I have a bunch of files which are similar to following:
File00
>A18178 1
atgcaccaataaaaaaacaagcttaacctaattc
File01
>A21196 1
cggccagatcta
File02
>A21197 1
agcttagatctggccgggg
File03
>AX557348 1
gcggatttactcaggggagagcccagataa
atggagtctgtgcgtccaca
I need to look into each file and check if the 2nd line starts with 'atg'. for example, only File00 starts with atg. This needs to be done as a shell script.

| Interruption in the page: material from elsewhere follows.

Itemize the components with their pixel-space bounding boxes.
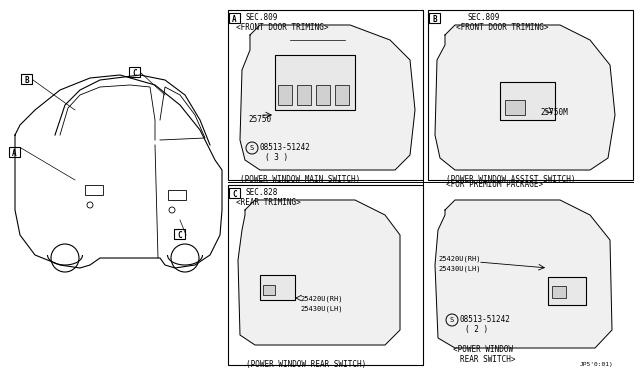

To be honest, this is a school assignment but I have been thinking about this for last 2-3 days and I cant seem to get it. I have put together following command:
grep -H -m 1 '^atg' ./mrna_split/File* |awk -F ":" '{print $1}'
The problem with the above command is that it also gives file names that have atg on the second line. For example, File03 will also be outputed. The grep outputs: ./mrna_split/File00:atgcaccaataaaaaaacaagcttaacctaattc. The awk command then gets only the filename.
Any input is appreciated.
Thank you.
I think he only needs the filenames, not the sequence ids:
find ./ -name "File[0-9]*" -exec awk 'NR==2 {if(substr($0,1,3)=="atg") print FILENAME; exit}' '{}' ';'
should work
I suppose it's possible that the first line of sequence be "AT" or even just "A", since the specification states only that lines should be shorter than 80 characters. However, I'd regard that as a very odd FASTA file.
what if one atg sequence is splitted over two lines? e.g. ...ATnG...
Hey guys. Thanks for the reply. The above command (both andreas and Pierre) works perfectly. In the end, I am supposed to make a atg.fa file which has all the sequence that start with atg. right now, after i get the filename from the above script, i use for loop in shell script to cat the matched file with atg.fa . Is there a better way?